Niche models and translocation experiments: do they predict different responses to climate change?

Submitted by editor on 3 March 2015. Get the paper!
A metapopulation model had three stages: seeds, rosettes, and juveniles. The model included vital rates of Carlina vulgaris individuals when grown in their home territory. To incorporate responses of life history traits to climate change, these rates were altered to match those of C. vulgaris when translocated


by Rebecca Swab

Translocation experiments are often used to determine how plants respond to climate change. Individuals from various parts of a species’ range are locally adapted. Thus, even when experiencing climates within their home range, individuals can exhibit differences in factors such as growth rates or seed production. Species distribution models are also used to predict responses of plants to climate change.  However, in this case the entire range of the species is used to predict changes in habitat suitability. Each of these methods focuses on different aspects of species responses to climate change: translocation experiments evaluate changes in life history traits whereas species distribution models focus on environmental suitability.  Given that these are both important aspects of species’ responses to climate change, can the two methods be used together to improve predictions?

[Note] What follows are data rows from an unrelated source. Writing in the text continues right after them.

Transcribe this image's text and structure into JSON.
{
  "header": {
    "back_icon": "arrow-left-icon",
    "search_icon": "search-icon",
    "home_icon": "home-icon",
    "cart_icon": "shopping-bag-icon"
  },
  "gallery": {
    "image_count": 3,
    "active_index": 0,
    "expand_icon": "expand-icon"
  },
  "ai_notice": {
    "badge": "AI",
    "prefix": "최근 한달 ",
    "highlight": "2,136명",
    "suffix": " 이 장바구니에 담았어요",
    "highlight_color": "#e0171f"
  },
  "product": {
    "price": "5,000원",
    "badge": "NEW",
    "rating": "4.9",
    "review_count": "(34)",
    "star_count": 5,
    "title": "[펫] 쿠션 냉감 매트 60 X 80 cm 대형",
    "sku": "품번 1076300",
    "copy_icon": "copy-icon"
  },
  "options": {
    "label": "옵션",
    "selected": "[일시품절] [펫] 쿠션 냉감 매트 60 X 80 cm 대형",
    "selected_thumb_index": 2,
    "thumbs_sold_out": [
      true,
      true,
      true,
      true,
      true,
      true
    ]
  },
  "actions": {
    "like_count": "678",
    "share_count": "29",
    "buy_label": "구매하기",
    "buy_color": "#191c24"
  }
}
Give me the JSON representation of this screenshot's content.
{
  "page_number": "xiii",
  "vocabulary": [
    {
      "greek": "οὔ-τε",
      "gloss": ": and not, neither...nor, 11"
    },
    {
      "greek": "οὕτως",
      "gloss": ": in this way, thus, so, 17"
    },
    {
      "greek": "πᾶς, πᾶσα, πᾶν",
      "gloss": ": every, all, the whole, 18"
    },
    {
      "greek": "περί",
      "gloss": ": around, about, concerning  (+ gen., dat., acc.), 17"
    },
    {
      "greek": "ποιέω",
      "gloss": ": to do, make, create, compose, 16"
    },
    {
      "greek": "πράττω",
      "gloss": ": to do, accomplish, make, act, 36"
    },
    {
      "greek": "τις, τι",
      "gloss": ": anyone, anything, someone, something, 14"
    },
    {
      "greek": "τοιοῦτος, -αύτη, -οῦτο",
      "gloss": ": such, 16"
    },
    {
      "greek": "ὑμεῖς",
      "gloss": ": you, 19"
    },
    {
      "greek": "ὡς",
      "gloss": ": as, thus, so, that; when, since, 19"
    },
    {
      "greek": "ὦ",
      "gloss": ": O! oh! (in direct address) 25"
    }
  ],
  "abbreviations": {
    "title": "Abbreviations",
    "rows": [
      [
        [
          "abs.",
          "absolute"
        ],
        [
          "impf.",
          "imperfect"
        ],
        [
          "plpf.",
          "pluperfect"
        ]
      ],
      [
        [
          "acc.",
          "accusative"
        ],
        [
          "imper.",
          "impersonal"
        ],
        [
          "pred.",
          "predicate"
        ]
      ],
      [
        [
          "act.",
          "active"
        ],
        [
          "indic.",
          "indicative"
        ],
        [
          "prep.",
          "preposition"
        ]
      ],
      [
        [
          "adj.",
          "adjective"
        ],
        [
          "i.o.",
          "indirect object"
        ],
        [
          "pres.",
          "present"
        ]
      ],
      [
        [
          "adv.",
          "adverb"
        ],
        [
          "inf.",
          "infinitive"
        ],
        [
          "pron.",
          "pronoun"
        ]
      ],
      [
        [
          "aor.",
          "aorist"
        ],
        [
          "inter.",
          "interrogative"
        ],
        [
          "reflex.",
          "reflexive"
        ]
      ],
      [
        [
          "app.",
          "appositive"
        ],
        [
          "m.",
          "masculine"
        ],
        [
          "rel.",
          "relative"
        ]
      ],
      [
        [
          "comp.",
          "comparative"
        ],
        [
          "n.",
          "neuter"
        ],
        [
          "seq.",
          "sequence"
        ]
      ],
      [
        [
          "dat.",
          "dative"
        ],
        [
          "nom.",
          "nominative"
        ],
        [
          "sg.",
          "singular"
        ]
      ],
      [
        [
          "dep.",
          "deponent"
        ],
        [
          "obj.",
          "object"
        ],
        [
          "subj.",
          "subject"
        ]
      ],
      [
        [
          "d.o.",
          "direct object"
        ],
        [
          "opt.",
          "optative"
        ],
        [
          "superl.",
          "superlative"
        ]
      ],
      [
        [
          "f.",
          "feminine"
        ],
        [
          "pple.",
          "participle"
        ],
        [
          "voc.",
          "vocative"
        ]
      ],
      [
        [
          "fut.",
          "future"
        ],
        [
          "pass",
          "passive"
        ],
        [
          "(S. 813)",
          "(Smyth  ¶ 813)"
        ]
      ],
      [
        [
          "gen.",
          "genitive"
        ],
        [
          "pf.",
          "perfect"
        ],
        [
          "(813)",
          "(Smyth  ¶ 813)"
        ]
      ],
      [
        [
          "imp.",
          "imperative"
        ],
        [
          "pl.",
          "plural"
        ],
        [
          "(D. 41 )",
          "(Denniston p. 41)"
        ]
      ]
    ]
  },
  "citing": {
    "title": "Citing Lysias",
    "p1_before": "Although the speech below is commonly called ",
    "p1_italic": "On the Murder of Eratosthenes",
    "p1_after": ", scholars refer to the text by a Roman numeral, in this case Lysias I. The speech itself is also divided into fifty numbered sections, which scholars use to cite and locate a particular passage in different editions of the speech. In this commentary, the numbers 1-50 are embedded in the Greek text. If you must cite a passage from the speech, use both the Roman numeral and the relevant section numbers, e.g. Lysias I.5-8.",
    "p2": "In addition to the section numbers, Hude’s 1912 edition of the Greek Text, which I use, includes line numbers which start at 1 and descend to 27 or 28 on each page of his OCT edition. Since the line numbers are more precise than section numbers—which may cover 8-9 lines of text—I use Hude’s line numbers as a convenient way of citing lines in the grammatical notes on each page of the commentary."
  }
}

To explore this, we generated a metapopulation model incorporating the vital rates of Carlina vulgaris individuals grown in their home territory. Changing habitat suitability, as predicted by a species distribution model, affected the carrying capacity of populations within the model. 


Predicted habitat suitability for Carlina vulgaris with (a) current climate (b) predicted climate in 2050 under scenario A1B (c) predicted climate in 2080 under scenario A1B. Greener colors indicate increasing suitability of habitat. Plus symbols indicate translocation sites.


Then, we varied the demographic rates based on vital rates of C. vulgaris individuals when grown away from home. Thus, we were able to compare predictions of the species response to altered habitat suitability with potential changes in life history traits. We also looked at how the two aspects of species responses to climate change might interact.

Did changes in vital rates reverse the impact of changing habitat suitability? In some cases, yes. Some populations with projected declines in carrying capacity actually experienced increases in expected minimum abundances due to increased fecundity, and vice versa.

Percentage of scenarios with increases (+) or decreases (-) in EMA for Carlina vulgaris metapopulation model results given increases (+) or decreases (-) in fecundity and habitat suitability (HS). Increases or decreases in EMA are as compared with the EMA for a similar scenario, but with stable habitat and home fecundity values. 


There were even instances where both habitat suitability and fecundity increased, but minimum abundances still declined. This is an example of how the complexities of species responses to climate change makes reactions difficult to predict.  For one, at particular locations, populations could experience increases as individuals respond to local climate change even if the species as a whole is declining.  Alternatively, and of a bit more concern for conservation purposes, species with projected increases in habitat suitability under climate change could experience declines in abundances and even extirpations across the range as individuals experience changes in vital rates.